Mehr dazu heute in #MOMMYTIME.
Eine eindeutige Antwort gibt es bislang nicht. Denn ob Elternschaft als bereichernd empfunden wird, hängt stark von den persönlichen Lebensumständen ab.
Finanzielle Sicherheit, Unterstützung durch Familie oder Freundeskreis, berufliche Belastung und individuelle Lebensziele spielen dabei eine entscheidende Rolle. Deshalb lässt sich die Frage nach der „idealen“ Kinderzahl nicht pauschal beantworten.
Studie untersucht Wunsch und Realität
Eine neue Untersuchung mit mehr als 23.000 Teilnehmenden hat nun genauer betrachtet, wie sich Unterschiede zwischen gewünschter und tatsächlicher Kinderzahl auf das psychische Wohlbefinden auswirken.

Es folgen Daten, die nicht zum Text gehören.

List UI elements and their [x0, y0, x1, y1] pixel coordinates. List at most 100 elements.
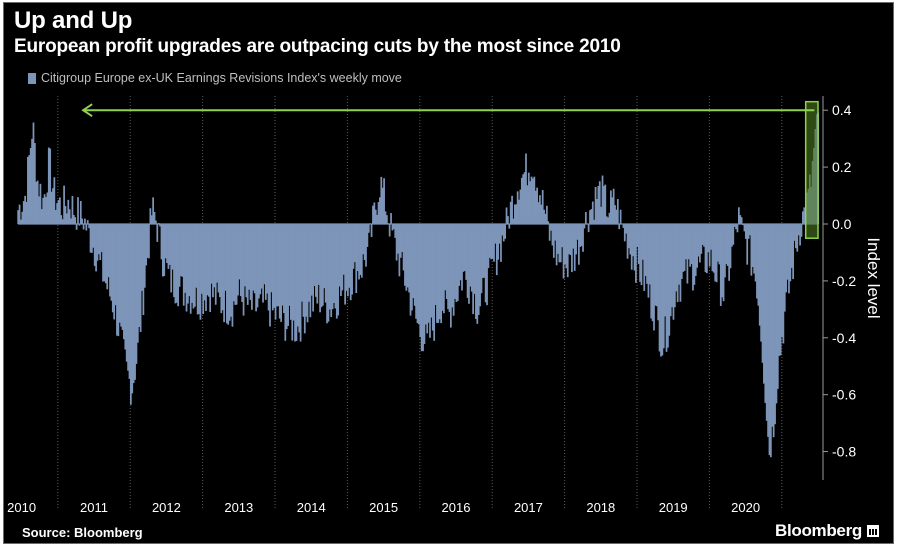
bar [744, 224, 747, 239]
bar [241, 224, 244, 302]
bar [477, 224, 480, 316]
bar [401, 224, 404, 253]
bar [253, 224, 256, 294]
bar [355, 224, 358, 294]
bar [482, 224, 484, 278]
bar [166, 224, 168, 264]
bar [416, 224, 419, 324]
bar [171, 224, 174, 270]
bar [125, 224, 128, 362]
bar [206, 224, 209, 296]
bar [110, 224, 113, 301]
bar [142, 224, 145, 316]
bar [266, 224, 269, 294]
bar [647, 224, 650, 298]
bar [46, 192, 49, 224]
bar [210, 224, 213, 284]
bar [448, 224, 451, 312]
bar [130, 224, 132, 405]
arrow-head [81, 103, 93, 118]
bar [280, 224, 282, 322]
bar [70, 218, 72, 224]
bar [106, 224, 109, 290]
bar [212, 224, 214, 298]
bar [324, 224, 327, 303]
bar [376, 214, 378, 224]
bar [262, 224, 264, 303]
bar [298, 224, 301, 333]
bar [84, 218, 86, 224]
bar [237, 224, 239, 296]
bar [216, 224, 218, 283]
bar [579, 224, 582, 247]
bar [578, 224, 580, 265]
bar [249, 224, 252, 300]
bar [98, 224, 100, 255]
brand-logo: Bloomberg [775, 521, 879, 541]
bar [305, 224, 308, 317]
bar [632, 224, 634, 257]
bar [344, 224, 346, 305]
bar [438, 224, 441, 320]
bar [50, 191, 53, 224]
bar [441, 224, 444, 311]
bar [392, 224, 395, 230]
bar [178, 224, 181, 287]
bar [706, 224, 708, 274]
bar [505, 207, 508, 224]
bar [121, 224, 124, 330]
bar [43, 194, 46, 224]
bar [292, 224, 295, 321]
bar [719, 224, 722, 306]
bar [692, 224, 694, 291]
bar [295, 224, 298, 341]
bar [230, 224, 232, 317]
bar [473, 224, 476, 294]
bar [228, 224, 231, 321]
bar [795, 224, 797, 249]
bar [728, 224, 730, 281]
bar [491, 224, 494, 259]
bar [175, 224, 178, 303]
bar [699, 224, 701, 263]
bar [150, 215, 153, 224]
bar [797, 224, 800, 236]
bar [148, 224, 150, 259]
bar [75, 224, 78, 230]
bar [686, 224, 689, 284]
bar [612, 188, 615, 224]
bar [523, 172, 526, 224]
bar [685, 224, 687, 260]
x-tick-label: 2014 [297, 500, 326, 515]
bar [587, 224, 590, 233]
bar [710, 224, 712, 250]
bar [658, 224, 661, 352]
bar [170, 224, 173, 293]
source-note: Source: Bloomberg [22, 525, 143, 540]
bar [78, 224, 81, 226]
bar [74, 217, 77, 224]
bar [39, 183, 42, 224]
bar [345, 224, 348, 291]
bar [85, 224, 88, 231]
bar [79, 201, 82, 224]
bar [120, 224, 122, 327]
y-tick-label: 0.2 [832, 159, 852, 175]
bar [245, 224, 248, 298]
bar [167, 224, 170, 269]
bar [571, 224, 573, 273]
bar [21, 211, 24, 224]
bar [616, 198, 619, 224]
bar [654, 224, 657, 306]
bar [495, 224, 498, 276]
bar [38, 196, 40, 224]
bar [726, 224, 729, 266]
bar [778, 224, 781, 356]
bar [452, 224, 455, 316]
bar [731, 224, 733, 247]
bar [678, 224, 680, 285]
bar [263, 224, 266, 285]
bar [302, 224, 305, 317]
bar [337, 224, 340, 316]
bar [47, 147, 50, 224]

Dafür analysierte ein Forschungsteam rund um die Berliner Wissenschaftlerin Dr. Laura Buchinger verschiedene Lebenssituationen: Menschen ohne Kinder, Eltern mit der gewünschten Kinderzahl sowie Personen, die weniger oder mehr Kinder hatten als ursprünglich geplant.
Zusätzlich bewerteten die Befragten ihre allgemeine Lebenszufriedenheit sowie einzelne Bereiche wie Familie und Beruf.
Mehr Kinder als geplant – geringere Zufriedenheit
Besonders auffällig war ein Ergebnis: Menschen, die mehr Kinder hatten als sie sich eigentlich gewünscht hatten, berichteten über alle Altersgruppen hinweg häufiger von einer geringeren psychischen Zufriedenheit.
Die Forschenden vermuten dahinter vor allem Belastungen wie finanzielle Herausforderungen, eingeschränkte persönliche Freiheit oder Schwierigkeiten bei der Vereinbarkeit von Familie und Alltag.
Unerwartete Kinder bedeuten nicht automatisch Unglück
Die Ergebnisse sollten jedoch nicht missverstanden werden. Ein ungeplantes Kind führt nicht automatisch zu Unzufriedenheit oder fehlender Bindung. Wünsche und Lebensentwürfe verändern sich im Laufe der Zeit häufig.
So kann jemand ursprünglich zwei Kinder geplant haben, später mit drei Kindern aber vollkommen glücklich sein. Die emotionale Beziehung zu den eigenen Kindern ist deshalb nicht direkt mit der allgemeinen Lebenszufriedenheit gleichzusetzen.
Auch unerfüllter Kinderwunsch kann belasten
Nicht nur eine größere Familie als geplant beeinflusste das Wohlbefinden. Auch Menschen mit unerfülltem Kinderwunsch zeigten laut Studie Einbußen bei der Zufriedenheit – allerdings vor allem im höheren Alter.
Bei jüngeren kinderlosen Personen ließ sich dieser Effekt kaum feststellen. Erst im späteren Lebensverlauf nahm die Unzufriedenheit spürbar zu.
Die „richtige“ Kinderzahl bleibt individuell
Die Untersuchung zeigt vor allem eines: Es gibt keine allgemeingültige Formel für familiäres Glück. Entscheidend scheint weniger die Anzahl der Kinder zu sein als vielmehr, ob das eigene Leben den persönlichen Vorstellungen und Möglichkeiten entspricht.